L`arcivescovo, comunque, non crede alla versione ufficiale fornita dall`amministrazione comunale, e cioè che i due vigili non lo avrebbero riconosciuto. «Sono venuti a scusarsi e per me la questione è chiusa», ci dice al telefono. «Spiegazioni? Non ce ne sono. Non è vero che non mi hanno riconosciuto. Il diacono ha detto loro che l`arcivescovo avrebbe dovuto celebrare la Messa. Ma la vigilessa ha risposto di essere laica e di non essere interessata alle cerimonie religiose. Per me dunque quello che è successo non si spiega se non con la rozza cultura di questa gente. Il Comandante è una brava persona, ma se deve avere a disposizione vigili così sarà difficile che riesca a riqualificare la Polizia Municipale. Comunque, io ho messo il dito sulla piaga, ora il problema è dell`amministrazione. Se vogliono tenere persone di questo tipo facciano pure. Finiranno di compromettere la loro immagine, che è già abbastanza compromessa».

Monsignor Plotti ha ammesso, comunque, di aver avuto una reazione sproporzionata, dovuta a questioni personali. Sua madre è morta infatti pochi giorni fa e l`arcivescovo avrebbe voluto restare qualche giorno a Moltrasio, il paese sul lago di Como in cui è stata seppellita. «Sono tornato di corsa, proprio perchè volevo celebrare quella Messa, sapevo che i fedeli ci tenevano.

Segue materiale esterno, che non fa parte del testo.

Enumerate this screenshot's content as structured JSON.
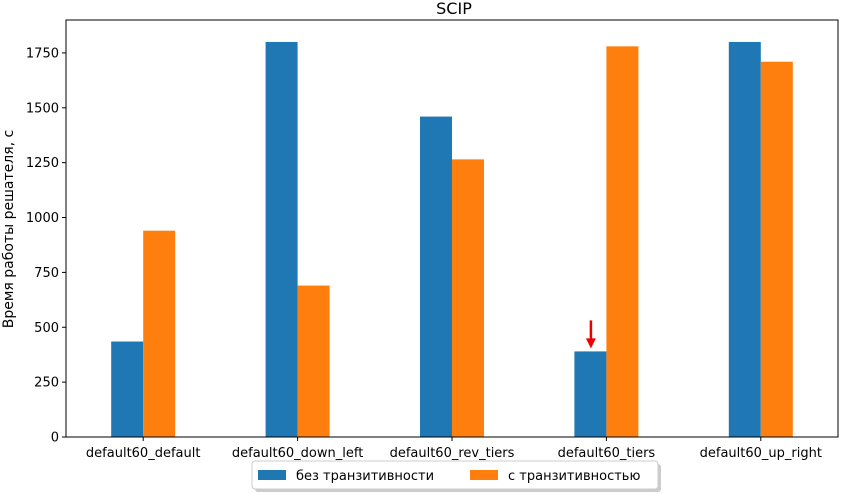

Ho reagito violentemente perché ritengo che si sia trattato di una mancanza di cortesia, non solo nei miei confronti, ma anche nei confronti della comunità che mi stava aspettando. Per questo ho detto al comandante che quando si assumono le persone non bisognerebbe considerare soltanto i titoli, ma anche le doti umane. Io capisco, infatti, che i vigili debbano essere inflessibili in molte occasioni, ma devono anche avere un minimo di capacità di discernimento a seconda delle situazioni. Chi non ce l`ha è meglio che venga mandato a fare qualche altra cosa».